Müzik: Balmorhea - remembranceGökyüzünden istifa eden bulut
Yağmurdan sonra oluşan soğuk esinti, kıymık parçası gibi gökyüzünü delmiş geceyi kanatmıştı. Geceyi ikiye ayıran kırmızılık, ufuk çizgisine kadar akmıştı. Sanırım denize karışmıştı. Yanımdaki Deniz'e baktım. Gecenin kanayışını kendi kucağında sarmalar gibi bakıyordu. O konuşmuyordu. Belki de gökyüzünün kanayışını kucağını açarak mezar yapıyordu. Karşımdaki denize baktım. Belki de karşımdaki denizi dinlemeliydim. Karşımdaki deniz sessizlik içinde sesini çıkarabilen bir varlıktı. Gözlerimi yumdum.
"Üşümüyor musun?"
Saatler sonunda konuşmuştu. Belki de yanlış Deniz'i dinlediğimi düşünmüştü. Hafif gülümsedim. "Üşümek... Havanın insanlara zorunluluğu değil, benim kendi tercihim."
Gözlerimi açmamıştım. Böyle onun sesine daha çok dikkatimi veriyordum. Çalışkan bir öğrencinin öğretmeninin dinlemesi gibi dinliyordum ama asla bir öğretmen, öğrenci ilişkisi kadar ciddi değildim.
Ne diyordu sıradan insanlar?
Hah! Hatırladım. Can kulağıyla dinlemek...
Onu Bulut kulağıyla dinliyordum.
Nasıl mı oluyor?
Bulutların yağmur dökerken yere düşen damlaların sesini dinlemesi gibi...
"Üşümemek senin tercihin değil, beynine verdiğin acı."
Kaşlarım şaşkınlığın etkisiyle çatıldı. Göz kapaklarım tek seferde açıldı. Göz bebeklerim küçük birer ajan gibi onu buldu ve sanki suç işlemiş gibi ona silah doğrulttu. Bulut'un gezegeninde sirenler çalmaya başladı. Gezegenimde bir hain olduğunu düşünden yıldızlarım yanıp yanıp sönüyor, bana mesaj vermeye çalışıyorlardı. Yetkili görevliler ajanlarımın doğrulttuğu silaha el koydu.
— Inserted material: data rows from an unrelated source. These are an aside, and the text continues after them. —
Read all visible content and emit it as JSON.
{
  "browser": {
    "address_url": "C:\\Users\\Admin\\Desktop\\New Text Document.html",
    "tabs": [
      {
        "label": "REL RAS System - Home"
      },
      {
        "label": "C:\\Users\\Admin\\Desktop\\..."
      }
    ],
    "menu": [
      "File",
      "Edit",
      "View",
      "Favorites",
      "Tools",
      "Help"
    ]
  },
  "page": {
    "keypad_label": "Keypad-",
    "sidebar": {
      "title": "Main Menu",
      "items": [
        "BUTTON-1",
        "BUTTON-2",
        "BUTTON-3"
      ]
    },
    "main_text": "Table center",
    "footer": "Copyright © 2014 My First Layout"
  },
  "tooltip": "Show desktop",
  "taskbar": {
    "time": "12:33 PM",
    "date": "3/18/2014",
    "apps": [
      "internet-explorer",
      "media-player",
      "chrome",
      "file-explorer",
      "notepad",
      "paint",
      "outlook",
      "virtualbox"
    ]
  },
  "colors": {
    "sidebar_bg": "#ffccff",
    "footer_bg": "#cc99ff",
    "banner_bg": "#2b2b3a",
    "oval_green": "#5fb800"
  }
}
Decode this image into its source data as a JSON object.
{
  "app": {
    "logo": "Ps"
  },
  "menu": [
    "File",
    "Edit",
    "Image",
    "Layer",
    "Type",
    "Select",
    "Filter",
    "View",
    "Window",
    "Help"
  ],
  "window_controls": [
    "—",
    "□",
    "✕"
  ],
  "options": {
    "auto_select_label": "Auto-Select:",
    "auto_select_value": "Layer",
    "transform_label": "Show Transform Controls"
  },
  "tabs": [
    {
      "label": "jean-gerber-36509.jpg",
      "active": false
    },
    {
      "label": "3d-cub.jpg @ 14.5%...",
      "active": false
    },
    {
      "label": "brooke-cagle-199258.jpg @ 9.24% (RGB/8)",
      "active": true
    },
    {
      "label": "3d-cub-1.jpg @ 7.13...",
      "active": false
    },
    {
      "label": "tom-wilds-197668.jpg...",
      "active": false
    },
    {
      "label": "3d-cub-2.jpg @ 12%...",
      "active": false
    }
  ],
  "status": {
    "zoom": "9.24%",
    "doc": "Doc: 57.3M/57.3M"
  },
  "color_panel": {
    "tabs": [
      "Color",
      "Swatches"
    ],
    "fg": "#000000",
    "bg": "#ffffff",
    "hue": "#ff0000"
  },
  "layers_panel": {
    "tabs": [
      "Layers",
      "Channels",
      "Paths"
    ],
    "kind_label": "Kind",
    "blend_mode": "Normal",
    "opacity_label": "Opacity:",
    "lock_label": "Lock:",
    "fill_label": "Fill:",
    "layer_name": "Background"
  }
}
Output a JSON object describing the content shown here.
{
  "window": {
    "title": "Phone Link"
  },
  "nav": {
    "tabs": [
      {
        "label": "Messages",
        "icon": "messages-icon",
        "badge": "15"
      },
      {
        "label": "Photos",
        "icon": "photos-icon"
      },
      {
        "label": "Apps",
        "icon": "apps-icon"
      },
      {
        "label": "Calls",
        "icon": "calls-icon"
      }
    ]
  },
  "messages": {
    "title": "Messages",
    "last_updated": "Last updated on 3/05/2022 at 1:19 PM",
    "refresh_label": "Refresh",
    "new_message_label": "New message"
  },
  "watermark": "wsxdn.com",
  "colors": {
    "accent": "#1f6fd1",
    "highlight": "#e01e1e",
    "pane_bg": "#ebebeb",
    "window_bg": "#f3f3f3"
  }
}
Bulut'un gezegeninde Deniz, müebbet suçsuzdu... O asla hain olamazdı... Bakışlarım normalleşti.
"Normal insanlar hava soğuk olduğunda üşür, sıcak olduğunda terler. Sen şu an üşümemek için beynine acı veriyorsun."
Onun benim dilimi anlamasını deli gibi isterken, şimdi dilimi anlamasını deli gibi istemiyordum.
İçimdeki ajanlar hâlâ gezegenim hakkında böyle konuşan biri olduğu için tetikte bekliyordu. Tek hareketimle onu gezegenimden çıkarmak için hazır durumdalardı ama bunu asla izin vermedim. Onu gezegenimden asla çıkarmayacaktım.
Tamam, kabul ediyorum. İç sesim fazla konuşup kafamı karıştırıyordu. Bu yüzden karar değişimleri fazla fazla yapıyordum ama bu konuda bir değişim olmayacaktı.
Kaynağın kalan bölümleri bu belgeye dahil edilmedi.